Connecting Performance Analysis and Visualization to Advance Extreme Scale Computing

The following text appeared on our web pages prior to the seminar, and was included as part of the invitation.

Motivation

Over the last decades an incredible amount of resources has been devoted to building ever more powerful supercomputers. However, exploiting the full capabilities of these machines is becoming exponentially more difficult with each new generation of hardware. To help understand and optimize the behavior of massively parallel simulations the performance analysis community has created a wide range of tools and APIs to collect performance data, such as flop counts, network traffic or cache behavior at the largest scale. However, this success has created a new challenge, as the resulting data is far too large and too complex to be analyzed in a straightforward manner. Therefore, new automatic analysis approaches must be developed to allow application developers to intuitively understand the multiple, interdependent effects that their algorithmic choices have on the final performance.

The natural first step towards automatic analysis is to visualize the collected data to provide some insight into general trends. This helps both application developers and performance experts to form new hypotheses on potential causes of and solutions for performance problems. Furthermore, intuitive visualizations are highly effective in conveying the results of any analysis and thus are a valuable tool throughout the entire process. Unfortunately, visualizing performance data has proven challenging as the information is highly abstract, non-spatial, and often categorical. While some early attempts of visualizations in performance tools have been proposed, these are rudimentary at best and have not found widespread adoption.

At the same time the information visualization and visual analytics community is developing techniques to visualize, illustrate, and analyze complex, non-spatial data. This has led to new general design principles of visualization tools, color spaces, and user interfaces as well as a wide array of common techniques to tackle a broad range of applications.

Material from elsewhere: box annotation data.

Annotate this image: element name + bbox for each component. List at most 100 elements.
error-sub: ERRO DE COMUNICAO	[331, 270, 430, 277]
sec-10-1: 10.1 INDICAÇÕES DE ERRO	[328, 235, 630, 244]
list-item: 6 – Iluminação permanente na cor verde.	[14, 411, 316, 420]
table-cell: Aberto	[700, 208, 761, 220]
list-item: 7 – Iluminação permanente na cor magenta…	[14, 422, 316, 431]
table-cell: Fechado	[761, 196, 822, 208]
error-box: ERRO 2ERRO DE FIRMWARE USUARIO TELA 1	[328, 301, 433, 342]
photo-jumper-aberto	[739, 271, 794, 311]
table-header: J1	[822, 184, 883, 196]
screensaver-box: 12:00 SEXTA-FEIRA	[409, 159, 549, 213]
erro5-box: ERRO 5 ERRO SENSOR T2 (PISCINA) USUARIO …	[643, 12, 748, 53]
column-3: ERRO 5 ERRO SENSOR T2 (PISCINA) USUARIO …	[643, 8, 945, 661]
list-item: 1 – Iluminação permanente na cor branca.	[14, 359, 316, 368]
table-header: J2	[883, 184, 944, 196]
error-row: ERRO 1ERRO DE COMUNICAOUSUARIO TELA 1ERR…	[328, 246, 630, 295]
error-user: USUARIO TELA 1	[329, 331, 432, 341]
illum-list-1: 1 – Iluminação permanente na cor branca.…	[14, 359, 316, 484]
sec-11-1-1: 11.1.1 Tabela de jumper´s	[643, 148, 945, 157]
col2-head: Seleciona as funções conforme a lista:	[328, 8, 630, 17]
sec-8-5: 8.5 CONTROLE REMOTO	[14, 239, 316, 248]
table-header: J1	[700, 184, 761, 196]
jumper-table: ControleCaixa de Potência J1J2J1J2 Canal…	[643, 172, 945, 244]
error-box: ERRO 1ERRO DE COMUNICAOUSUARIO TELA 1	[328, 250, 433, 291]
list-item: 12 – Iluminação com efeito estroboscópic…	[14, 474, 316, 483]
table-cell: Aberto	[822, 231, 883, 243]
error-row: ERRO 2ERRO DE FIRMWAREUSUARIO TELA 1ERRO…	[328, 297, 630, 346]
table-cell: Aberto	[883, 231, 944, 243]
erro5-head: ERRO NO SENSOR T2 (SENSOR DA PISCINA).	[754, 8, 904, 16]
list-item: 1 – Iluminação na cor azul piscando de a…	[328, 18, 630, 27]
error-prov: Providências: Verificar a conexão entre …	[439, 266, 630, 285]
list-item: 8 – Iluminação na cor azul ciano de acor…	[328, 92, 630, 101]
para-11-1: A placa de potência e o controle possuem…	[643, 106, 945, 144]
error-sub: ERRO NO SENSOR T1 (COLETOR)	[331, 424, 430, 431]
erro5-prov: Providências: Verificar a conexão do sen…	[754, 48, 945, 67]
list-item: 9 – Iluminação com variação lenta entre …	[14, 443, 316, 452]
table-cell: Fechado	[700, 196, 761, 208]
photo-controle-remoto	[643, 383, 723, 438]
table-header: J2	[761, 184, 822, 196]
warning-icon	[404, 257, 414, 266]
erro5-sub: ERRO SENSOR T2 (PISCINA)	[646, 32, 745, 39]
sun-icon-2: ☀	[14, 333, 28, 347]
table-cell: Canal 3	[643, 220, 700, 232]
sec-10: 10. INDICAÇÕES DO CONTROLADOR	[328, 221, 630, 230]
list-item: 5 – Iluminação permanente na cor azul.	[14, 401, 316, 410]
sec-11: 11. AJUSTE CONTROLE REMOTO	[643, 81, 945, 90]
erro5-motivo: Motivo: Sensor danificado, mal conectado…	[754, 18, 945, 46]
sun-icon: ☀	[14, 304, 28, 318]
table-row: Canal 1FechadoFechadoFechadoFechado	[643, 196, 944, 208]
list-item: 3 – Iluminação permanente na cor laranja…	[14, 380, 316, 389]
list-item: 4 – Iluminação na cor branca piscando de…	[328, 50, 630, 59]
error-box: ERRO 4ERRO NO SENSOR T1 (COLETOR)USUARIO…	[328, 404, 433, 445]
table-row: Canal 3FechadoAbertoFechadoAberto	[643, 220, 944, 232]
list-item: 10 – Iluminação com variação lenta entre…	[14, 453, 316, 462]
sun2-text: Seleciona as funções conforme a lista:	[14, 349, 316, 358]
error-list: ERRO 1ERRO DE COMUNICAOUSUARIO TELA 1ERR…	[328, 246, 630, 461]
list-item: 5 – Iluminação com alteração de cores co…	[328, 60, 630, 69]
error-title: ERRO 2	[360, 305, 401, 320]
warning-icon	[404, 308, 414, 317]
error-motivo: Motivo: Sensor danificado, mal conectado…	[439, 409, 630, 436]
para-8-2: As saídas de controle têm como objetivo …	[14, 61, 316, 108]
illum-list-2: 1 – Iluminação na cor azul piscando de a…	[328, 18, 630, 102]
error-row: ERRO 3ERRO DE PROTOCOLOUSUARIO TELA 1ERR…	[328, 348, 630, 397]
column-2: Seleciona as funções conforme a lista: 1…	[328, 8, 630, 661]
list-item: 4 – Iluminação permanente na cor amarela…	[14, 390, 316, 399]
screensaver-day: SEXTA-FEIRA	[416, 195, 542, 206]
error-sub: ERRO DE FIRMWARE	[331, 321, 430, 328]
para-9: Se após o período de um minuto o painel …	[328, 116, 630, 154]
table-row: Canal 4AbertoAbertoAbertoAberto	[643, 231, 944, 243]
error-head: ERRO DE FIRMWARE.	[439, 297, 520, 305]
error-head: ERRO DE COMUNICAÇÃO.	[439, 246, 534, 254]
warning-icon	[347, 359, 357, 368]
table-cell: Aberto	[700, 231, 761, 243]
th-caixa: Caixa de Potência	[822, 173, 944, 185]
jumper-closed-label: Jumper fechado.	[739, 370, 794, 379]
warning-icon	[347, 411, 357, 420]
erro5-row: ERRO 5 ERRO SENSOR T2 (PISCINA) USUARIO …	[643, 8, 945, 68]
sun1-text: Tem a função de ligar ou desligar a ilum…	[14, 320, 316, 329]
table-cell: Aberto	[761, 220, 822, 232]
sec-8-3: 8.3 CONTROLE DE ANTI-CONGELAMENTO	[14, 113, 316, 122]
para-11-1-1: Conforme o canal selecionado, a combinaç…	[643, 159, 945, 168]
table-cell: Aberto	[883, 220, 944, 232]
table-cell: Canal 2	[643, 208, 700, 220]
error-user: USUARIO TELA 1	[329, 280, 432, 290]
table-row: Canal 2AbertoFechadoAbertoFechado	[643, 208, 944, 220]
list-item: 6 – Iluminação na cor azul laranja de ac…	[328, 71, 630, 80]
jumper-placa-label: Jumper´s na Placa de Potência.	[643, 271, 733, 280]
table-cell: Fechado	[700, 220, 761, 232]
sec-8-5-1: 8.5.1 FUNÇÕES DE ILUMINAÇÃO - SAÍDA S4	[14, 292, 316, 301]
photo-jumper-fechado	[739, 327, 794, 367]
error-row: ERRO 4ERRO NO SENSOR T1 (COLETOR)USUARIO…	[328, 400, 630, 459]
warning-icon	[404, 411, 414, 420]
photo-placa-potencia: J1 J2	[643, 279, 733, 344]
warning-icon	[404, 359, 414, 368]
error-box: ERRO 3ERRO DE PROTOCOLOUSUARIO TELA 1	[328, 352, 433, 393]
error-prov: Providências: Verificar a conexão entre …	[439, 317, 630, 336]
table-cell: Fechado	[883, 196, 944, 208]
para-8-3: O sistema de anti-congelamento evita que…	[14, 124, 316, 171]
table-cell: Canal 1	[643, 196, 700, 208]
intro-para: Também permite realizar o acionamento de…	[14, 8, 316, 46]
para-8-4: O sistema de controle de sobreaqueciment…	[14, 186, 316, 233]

Unfortunately, so far the overlap between these communities is limited even though both areas could gain significantly from a closer collaboration.

Performance analysis is quickly reaching a stage where highly advanced analysis and visualization techniques will be mandatory rather than extravagant optional components. At the same time, visualization researchers are continuously looking for new application areas that challenge the expressive power of their techniques. Together these fields have the potential to establish the field of performance visualization at the intersection of performance analysis and classical visualization and thereby to significantly impact the future of high performance computing.

This Dagstuhl Perspectives Workshop will gather leading experts from both performance analysis and information visualization to:

  1. Introduce experts in each area to the relevant state of the art of the other;
  2. Provide a forum to form new collaborations; and
  3. Discuss medium term strategies to bring the joined work to the attention of funding agencies.

We intend to start the Perspectives Workshop with several overview talks in each fields to create a common ground on the type of data available, the biggest open challenges, and potentially relevant existing work. Each of these will be followed by an open discussion aimed at ensuring that sufficient background knowledge is provided to all participants. These will be followed by breakout sessions focused on particular topic areas such as multi-dimensional analysis, graph drawing, or correlation analysis. The last portion of the workshop will focus on concrete steps to bring joined work to the attention of the various funding agencies in both fields. Given the potential impact of performance visualization on high performance computing the goal is to shape a new research area at the intersection of performance analysis and visualization.